What operations are cheap/expensive in mongodb?

I'm reading up on MongoDB, and trying to get a sense of where it's best used. One question that I don't see a clear answer to is which operations are cheap or expensive, and under what conditions.
Can you help clarify?
Thanks.
It is often claimed that mongodb has insanely fast writes. While they are not slow indeed, this is quite an overstatement. Write throughput in mongodb is limited by global write lock. Yes, you heard me right, there can be only ONE* write operation happening on the server at any given moment.
Also I suggest you take advantage of schemaless nature of mongodb and store your data denormalized. Often it is possible to do just one disk seek to fetch all required data (because it is all in the same document). Less disk seeks - faster queries.
If data sits in RAM - no disk seeks are required at all, data is served right from memory. So, make sure you have enough RAM.
Map/Reduce, group, $where queries are slow.
It is not fast to keep writing to one big document (using $push, for example). The document will outgrow its disk boundaries and will have to be copied to another place, which involves more disk operations.
And I agree with #AurelienB, some basic principles are universal across all databases.
Update
* Since 2011, several major versions of mongodb were released, improving situation with locking (from server-wide to database-level to collection-level). A new storage engine was introduced, WiredTiger, which has document-level locks. All in all, writes should be significantly faster now, in 2018.

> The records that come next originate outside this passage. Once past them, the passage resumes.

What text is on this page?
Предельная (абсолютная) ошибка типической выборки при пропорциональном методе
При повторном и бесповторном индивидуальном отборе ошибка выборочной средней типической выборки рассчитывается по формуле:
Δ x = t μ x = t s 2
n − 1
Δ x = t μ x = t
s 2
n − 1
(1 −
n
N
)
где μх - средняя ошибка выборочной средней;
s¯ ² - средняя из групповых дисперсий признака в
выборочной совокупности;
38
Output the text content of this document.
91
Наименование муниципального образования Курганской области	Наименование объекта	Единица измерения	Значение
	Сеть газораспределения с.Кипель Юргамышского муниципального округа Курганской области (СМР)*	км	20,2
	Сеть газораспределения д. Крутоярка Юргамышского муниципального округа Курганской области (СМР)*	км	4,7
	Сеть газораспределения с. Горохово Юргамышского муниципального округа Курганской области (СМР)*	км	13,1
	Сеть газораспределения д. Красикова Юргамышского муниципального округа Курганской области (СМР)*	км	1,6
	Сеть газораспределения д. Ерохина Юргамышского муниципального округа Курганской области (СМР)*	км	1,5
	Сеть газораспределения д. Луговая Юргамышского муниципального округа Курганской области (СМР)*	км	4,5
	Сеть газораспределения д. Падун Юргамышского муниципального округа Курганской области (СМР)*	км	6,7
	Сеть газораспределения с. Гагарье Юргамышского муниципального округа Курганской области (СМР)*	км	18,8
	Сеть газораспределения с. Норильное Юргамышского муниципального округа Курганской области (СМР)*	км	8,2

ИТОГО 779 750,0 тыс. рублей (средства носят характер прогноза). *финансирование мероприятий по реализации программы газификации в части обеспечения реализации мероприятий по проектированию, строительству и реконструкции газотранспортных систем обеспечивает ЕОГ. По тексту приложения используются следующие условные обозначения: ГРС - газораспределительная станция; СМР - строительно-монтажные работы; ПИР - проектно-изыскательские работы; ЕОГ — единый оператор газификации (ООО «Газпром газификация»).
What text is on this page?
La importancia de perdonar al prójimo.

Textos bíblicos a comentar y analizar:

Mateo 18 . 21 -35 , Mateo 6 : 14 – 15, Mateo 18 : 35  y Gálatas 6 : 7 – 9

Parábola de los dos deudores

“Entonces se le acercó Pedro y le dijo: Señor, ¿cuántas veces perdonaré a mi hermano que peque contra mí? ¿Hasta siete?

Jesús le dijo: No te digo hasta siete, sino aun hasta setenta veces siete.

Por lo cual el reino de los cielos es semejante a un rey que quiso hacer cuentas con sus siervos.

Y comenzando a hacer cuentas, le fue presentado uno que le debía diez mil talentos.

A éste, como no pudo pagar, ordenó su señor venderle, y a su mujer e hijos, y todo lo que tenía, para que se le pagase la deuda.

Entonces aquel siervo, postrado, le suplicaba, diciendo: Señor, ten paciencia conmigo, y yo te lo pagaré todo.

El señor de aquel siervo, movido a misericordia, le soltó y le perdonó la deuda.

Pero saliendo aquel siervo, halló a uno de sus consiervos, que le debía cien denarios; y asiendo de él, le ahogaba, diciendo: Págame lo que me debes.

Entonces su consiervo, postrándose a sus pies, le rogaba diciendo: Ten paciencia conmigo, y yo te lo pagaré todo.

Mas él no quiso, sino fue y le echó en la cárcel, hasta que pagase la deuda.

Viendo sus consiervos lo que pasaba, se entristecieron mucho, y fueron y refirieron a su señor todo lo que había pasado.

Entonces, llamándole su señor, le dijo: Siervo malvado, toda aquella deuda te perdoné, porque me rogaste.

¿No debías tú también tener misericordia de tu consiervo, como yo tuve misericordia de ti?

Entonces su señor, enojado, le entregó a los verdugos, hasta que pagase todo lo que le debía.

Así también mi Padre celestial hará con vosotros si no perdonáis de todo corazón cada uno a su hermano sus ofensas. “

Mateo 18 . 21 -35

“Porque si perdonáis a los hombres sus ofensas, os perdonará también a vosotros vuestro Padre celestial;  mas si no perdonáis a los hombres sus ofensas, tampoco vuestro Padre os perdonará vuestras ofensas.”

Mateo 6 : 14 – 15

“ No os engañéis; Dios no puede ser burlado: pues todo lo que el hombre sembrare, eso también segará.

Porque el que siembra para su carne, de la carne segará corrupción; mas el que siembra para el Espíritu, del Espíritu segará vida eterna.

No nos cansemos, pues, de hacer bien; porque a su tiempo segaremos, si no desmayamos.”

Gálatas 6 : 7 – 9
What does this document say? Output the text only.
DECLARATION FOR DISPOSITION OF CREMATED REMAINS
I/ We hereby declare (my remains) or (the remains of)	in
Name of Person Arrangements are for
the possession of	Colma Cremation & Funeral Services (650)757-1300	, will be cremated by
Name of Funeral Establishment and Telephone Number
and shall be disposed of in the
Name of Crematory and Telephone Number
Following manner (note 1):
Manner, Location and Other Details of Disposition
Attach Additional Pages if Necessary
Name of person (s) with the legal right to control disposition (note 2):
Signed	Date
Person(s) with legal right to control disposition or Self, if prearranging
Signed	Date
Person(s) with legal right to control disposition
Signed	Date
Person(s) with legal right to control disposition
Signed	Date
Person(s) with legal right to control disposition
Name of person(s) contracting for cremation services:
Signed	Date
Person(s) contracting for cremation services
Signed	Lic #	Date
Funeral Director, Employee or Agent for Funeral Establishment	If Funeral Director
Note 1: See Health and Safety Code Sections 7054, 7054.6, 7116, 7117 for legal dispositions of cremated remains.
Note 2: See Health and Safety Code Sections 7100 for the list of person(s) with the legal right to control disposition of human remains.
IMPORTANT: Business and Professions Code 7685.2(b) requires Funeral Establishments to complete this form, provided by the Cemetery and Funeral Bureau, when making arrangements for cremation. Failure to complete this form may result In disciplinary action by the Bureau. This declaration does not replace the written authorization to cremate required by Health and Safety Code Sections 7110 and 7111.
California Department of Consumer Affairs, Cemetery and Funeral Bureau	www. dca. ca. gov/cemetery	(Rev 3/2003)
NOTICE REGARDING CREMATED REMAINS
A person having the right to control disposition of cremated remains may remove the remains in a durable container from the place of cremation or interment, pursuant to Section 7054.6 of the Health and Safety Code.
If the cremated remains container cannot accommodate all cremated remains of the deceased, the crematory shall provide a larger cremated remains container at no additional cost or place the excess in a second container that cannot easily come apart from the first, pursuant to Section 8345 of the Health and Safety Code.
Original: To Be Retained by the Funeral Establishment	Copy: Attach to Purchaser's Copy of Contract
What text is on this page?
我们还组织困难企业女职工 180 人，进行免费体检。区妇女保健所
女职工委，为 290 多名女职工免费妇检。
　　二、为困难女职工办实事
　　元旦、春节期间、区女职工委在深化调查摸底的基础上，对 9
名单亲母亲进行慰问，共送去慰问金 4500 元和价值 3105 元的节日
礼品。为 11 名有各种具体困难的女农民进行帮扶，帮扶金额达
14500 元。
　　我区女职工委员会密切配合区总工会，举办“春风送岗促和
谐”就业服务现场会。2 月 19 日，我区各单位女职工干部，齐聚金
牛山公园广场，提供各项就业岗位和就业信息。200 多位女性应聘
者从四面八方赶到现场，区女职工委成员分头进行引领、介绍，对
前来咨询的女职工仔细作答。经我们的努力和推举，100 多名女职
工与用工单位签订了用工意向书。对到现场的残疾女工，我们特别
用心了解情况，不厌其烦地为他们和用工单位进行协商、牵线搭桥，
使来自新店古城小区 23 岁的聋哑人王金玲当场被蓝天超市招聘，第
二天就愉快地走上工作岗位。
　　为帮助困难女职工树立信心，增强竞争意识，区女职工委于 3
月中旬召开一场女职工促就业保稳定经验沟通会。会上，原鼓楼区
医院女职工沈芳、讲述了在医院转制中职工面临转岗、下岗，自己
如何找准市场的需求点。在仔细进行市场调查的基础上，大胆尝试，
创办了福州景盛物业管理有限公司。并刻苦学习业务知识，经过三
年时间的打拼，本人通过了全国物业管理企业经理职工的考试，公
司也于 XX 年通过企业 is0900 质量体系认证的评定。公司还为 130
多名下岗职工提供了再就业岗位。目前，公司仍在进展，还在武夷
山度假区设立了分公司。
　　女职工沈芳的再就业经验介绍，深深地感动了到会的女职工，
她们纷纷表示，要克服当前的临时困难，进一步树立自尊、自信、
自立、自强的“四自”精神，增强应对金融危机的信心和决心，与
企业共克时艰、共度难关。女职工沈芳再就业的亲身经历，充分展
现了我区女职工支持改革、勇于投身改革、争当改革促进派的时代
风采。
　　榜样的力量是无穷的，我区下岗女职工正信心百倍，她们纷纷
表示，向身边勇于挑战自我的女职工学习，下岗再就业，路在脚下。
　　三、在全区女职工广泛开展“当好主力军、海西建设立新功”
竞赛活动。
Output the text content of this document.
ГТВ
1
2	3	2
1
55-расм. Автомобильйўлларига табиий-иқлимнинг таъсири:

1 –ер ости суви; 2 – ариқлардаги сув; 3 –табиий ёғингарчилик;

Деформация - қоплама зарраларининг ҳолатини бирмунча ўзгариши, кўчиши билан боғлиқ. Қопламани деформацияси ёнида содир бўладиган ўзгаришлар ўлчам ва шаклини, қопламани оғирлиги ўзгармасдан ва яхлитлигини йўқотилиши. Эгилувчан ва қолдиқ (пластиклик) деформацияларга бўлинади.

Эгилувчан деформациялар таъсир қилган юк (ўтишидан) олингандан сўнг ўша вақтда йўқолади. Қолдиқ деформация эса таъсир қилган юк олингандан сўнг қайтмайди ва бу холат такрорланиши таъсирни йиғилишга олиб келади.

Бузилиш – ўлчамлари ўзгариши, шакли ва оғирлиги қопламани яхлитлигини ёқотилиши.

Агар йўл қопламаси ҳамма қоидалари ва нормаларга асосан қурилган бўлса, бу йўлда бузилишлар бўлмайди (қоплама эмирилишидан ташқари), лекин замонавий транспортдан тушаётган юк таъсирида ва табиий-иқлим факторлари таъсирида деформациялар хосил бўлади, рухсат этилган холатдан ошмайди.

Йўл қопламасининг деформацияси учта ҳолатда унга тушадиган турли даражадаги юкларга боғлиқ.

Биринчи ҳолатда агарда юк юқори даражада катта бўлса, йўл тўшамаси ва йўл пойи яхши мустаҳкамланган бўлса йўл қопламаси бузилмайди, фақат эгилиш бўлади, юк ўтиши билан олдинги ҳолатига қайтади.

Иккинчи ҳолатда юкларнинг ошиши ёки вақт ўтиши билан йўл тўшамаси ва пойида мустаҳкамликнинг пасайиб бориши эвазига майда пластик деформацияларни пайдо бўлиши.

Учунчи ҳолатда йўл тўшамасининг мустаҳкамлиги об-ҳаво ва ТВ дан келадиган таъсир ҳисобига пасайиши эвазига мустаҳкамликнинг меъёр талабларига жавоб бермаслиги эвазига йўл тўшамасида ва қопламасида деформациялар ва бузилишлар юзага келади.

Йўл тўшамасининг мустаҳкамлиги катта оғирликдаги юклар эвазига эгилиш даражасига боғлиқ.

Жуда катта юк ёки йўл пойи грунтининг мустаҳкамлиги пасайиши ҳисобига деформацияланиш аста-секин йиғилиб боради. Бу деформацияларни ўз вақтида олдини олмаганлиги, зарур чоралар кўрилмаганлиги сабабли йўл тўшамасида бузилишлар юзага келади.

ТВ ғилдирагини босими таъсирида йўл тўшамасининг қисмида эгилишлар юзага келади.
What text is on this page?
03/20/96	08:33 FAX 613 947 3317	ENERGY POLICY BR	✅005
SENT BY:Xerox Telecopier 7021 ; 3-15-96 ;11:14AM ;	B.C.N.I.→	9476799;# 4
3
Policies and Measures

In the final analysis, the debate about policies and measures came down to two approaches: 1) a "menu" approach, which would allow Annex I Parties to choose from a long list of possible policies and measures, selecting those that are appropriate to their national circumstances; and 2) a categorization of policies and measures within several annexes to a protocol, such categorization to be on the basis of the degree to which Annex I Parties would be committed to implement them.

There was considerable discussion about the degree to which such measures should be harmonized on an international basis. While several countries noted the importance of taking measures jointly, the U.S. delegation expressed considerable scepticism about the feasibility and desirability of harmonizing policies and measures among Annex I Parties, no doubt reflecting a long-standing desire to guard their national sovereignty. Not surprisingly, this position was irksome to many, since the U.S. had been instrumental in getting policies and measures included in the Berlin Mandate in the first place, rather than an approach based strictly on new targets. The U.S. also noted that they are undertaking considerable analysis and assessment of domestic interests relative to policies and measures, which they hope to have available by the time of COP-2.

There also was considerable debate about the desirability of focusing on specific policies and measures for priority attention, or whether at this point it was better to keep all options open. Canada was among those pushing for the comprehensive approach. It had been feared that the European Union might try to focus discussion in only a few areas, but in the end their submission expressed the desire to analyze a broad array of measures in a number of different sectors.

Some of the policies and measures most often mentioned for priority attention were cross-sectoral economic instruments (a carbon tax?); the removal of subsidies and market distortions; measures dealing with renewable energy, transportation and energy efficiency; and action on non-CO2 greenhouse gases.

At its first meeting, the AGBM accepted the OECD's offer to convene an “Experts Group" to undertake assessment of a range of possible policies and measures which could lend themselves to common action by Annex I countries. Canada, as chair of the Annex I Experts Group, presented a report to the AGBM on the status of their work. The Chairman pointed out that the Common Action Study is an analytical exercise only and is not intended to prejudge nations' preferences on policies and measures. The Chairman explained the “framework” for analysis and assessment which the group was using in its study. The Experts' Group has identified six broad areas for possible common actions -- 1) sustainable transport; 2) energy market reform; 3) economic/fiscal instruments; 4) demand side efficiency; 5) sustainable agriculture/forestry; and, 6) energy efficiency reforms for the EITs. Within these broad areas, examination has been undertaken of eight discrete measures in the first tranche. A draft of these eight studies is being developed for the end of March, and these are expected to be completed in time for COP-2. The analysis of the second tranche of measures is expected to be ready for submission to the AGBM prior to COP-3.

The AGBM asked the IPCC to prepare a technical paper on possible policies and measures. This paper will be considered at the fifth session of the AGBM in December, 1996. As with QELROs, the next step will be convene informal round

From my practice one thing that should mentioned is that mongodb not very good fit for reporting, because usual in reports you need data from different collections ('join') and mongodb does not provide good way to aggregate data multiple collections (and not supposed to provide). For sure for some reports map/reduce or incremental map/reduce can work well, but it rare situations.
For reports some people suggest to migrate data into relations databases, that's have a lot of tools for reporting.
This is not very different than all database systems.
Query on indexed data are fast. Query on a lot of data are... slow.
Due to denormalization, if there is no index, writing on the base will be fast, that's why logging is the basic use case.
At the opposite, reading data which are on disk (not in RAM) without index can be very slow when you have billion of document.